Pounding those keys

Pounding those keys
The well-worn keyboard of my Lenovo Thinkpad laptop computer

I've been told many times that I type unusually loudly. I'm not sure how much of that is because I started writing back in the 1970s on manual typewriters, and how much is due to years of playing pianos and keyboards with stiff action. (My Fender Rhodes Mk I was a beast until broken in!) Probably a combination of both.

Because of my keyboard-pounding tendency, my preferred laptop computers have always been models with sturdy keyboards. I have used Lenovo Thinkpad models for the last 20 years, mostly for that reason. I've broken a couple of keys off them, but compared to other models, Thinkpads have held up well to the keyboard abuse that I like to dish out. I requested Thinkpads for my work laptops at Microsoft and Google whenever they were an available option, and I've used Thinkpads exclusively for my personal laptop since a couple of failed experiments with other manufacturers around 2010-2012.

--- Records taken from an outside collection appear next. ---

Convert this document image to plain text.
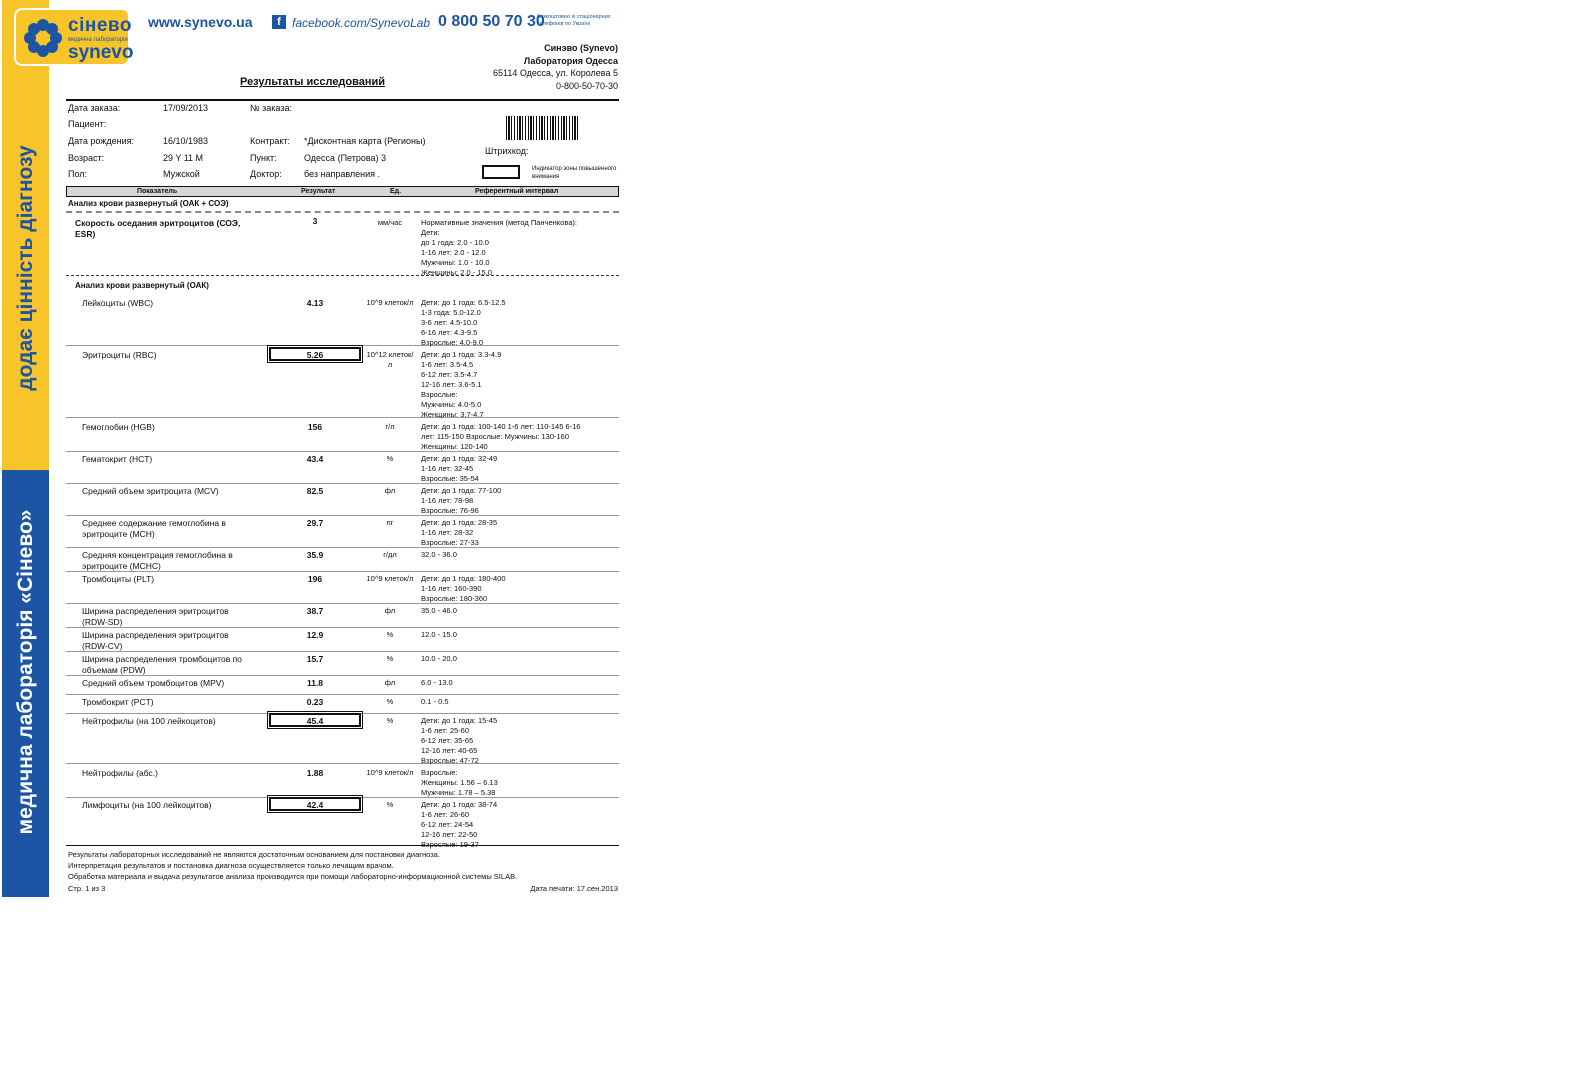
додає цінність діагнозу
медична лабораторія «Сінево»
сінево
медична лабораторія
synevo
www.synevo.ua	f facebook.com/SynevoLab 0 800 50 70 30
безкоштовно зі стаціонарних телефонів по Україні
Синэво (Synevo)
Лаборатория Одесса
65114 Одесса, ул. Королева 5
0-800-50-70-30
Результаты исследований
Дата заказа:	17/09/2013	№ заказа:
Пациент:
Дата рождения:	16/10/1983	Контракт: *Дисконтная карта (Регионы)
Возраст:	29 Y 11 M	Пункт:	Одесса (Петрова) 3
Пол:	Мужской	Доктор: без направления .
Штрихкод:
Индикатор зоны повышенного внимания
Показатель	Результат	Ед.	Референтный интервал
Анализ крови развернутый (ОАК + СОЭ)
Скорость оседания эритроцитов (СОЭ, ESR)
3	мм/час	Нормативные значения (метод Панченкова):
Дети:
до 1 года: 2.0 - 10.0
1-16 лет: 2.0 - 12.0
Мужчины: 1.0 - 10.0
Женщины: 2.0 - 15.0
Анализ крови развернутый (ОАК)
Лейкоциты (WBC)	4.13	10^9 клеток/л Дети: до 1 года: 6.5-12.5
1-3 года: 5.0-12.0
3-6 лет: 4.5-10.0
6-16 лет: 4.3-9.5
Взрослые: 4.0-9.0
Эритроциты (RBC)	5.26	10^12 клеток/л
Дети: до 1 года: 3.3-4.9
1-6 лет: 3.5-4.5
6-12 лет: 3.5-4.7
12-16 лет: 3.6-5.1
Взрослые:
Мужчины: 4.0-5.0
Женщины: 3.7-4.7
Гемоглобин (HGB)	156	г/л	Дети: до 1 года: 100-140 1-6 лет: 110-145 6-16
лет: 115-150 Взрослые: Мужчины: 130-160
Женщины: 120-140
Гематокрит (HCT)	43.4	%	Дети: до 1 года: 32-49
1-16 лет: 32-45
Взрослые: 35-54
Средний объем эритроцита (MCV)	82.5	фл	Дети: до 1 года: 77-100
1-16 лет: 78-98
Взрослые: 76-96
Среднее содержание гемоглобина в эритроците (MCH)
29.7	пг	Дети: до 1 года: 28-35
1-16 лет: 28-32
Взрослые: 27-33
Средняя концентрация гемоглобина в эритроците (MCHC)
35.9	г/дл	32.0 - 36.0
Тромбоциты (PLT)	196	10^9 клеток/л Дети: до 1 года: 180-400
1-16 лет: 160-390
Взрослые: 180-360
Ширина распределения эритроцитов (RDW-SD)
38.7	фл	35.0 - 46.0
Ширина распределения эритроцитов (RDW-CV)
12.9	%	12.0 - 15.0
Ширина распределения тромбоцитов по объемам (PDW)
15.7	%	10.0 - 20.0
Средний объем тромбоцитов (MPV)	11.8	фл	6.0 - 13.0
Тромбокрит (PCT)	0.23	%	0.1 - 0.5
Нейтрофилы (на 100 лейкоцитов)	45.4	%	Дети: до 1 года: 15-45
1-6 лет: 25-60
6-12 лет: 35-65
12-16 лет: 40-65
Взрослые: 47-72
Нейтрофилы (абс.)	1.88	10^9 клеток/л Взрослые:
Женщины: 1.56 – 6.13
Мужчины: 1.78 – 5.38
Лимфоциты (на 100 лейкоцитов)	42.4	%	Дети: до 1 года: 38-74
1-6 лет: 26-60
6-12 лет: 24-54
12-16 лет: 22-50
Взрослые: 19-37
Результаты лабораторных исследований не являются достаточным основанием для постановки диагноза.
Интерпретация результатов и постановка диагноза осуществляется только лечащим врачом.
Обработка материала и выдача результатов анализа производится при помощи лабораторно-информационной системы SILAB.
Стр. 1 из 3	Дата печати: 17.сен.2013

My current laptop is a Thinkpad X1 Carbon Gen 8, which I bought just after we moved to Butte in early 2020. And although the keyboard has held up well, the surfaces of some keys have started to wear off, as shown in the photo above.

My most-worn letter keys are E, T, A, O, I, N, S, with just a little wear on the H key, and those particular keys identify me as an English speaker/writer, because those happen to be the eight most common letters in the English language. (I've also worn down the Ctrl and Shift keys with my left little finger, but those don't count for letter frequency distribution.)

Every written language that uses a Latin-script alphabet has its own letter frequency distribution "signature." For example, the eight most frequently used letters in French are ESAITNRU, in Spanish EAOSMIDL, and in German ENSRIATD.

I'll end this with a story of the aforementioned Fender Rhodes electric piano, which I bought when I was a high school senior. I used to pretend to go to bed in the evening at the time my parents expected me to, and then after I heard them go to bed (their bedroom was directly above mine), I'd get up and practice my Fender Rhodes in the dark, using headphones so as not to awaken anyone.

One night, I was really getting into the tune I was playing (No Quarter by Led Zeppelin, one of the classic Fender Rhodes riffs of the 1970s), and I was pounding on the keys so hard that the sound of my fingers hitting the keys woke up my Dad, and he came downstairs to see where that rhythmic sound was coming from.

My back was to the door, and while playing that eerily atmospheric tune in complete darkness, thinking I was the only person awake in the house, Dad's unexpected hand on my shoulder made me scream out loud!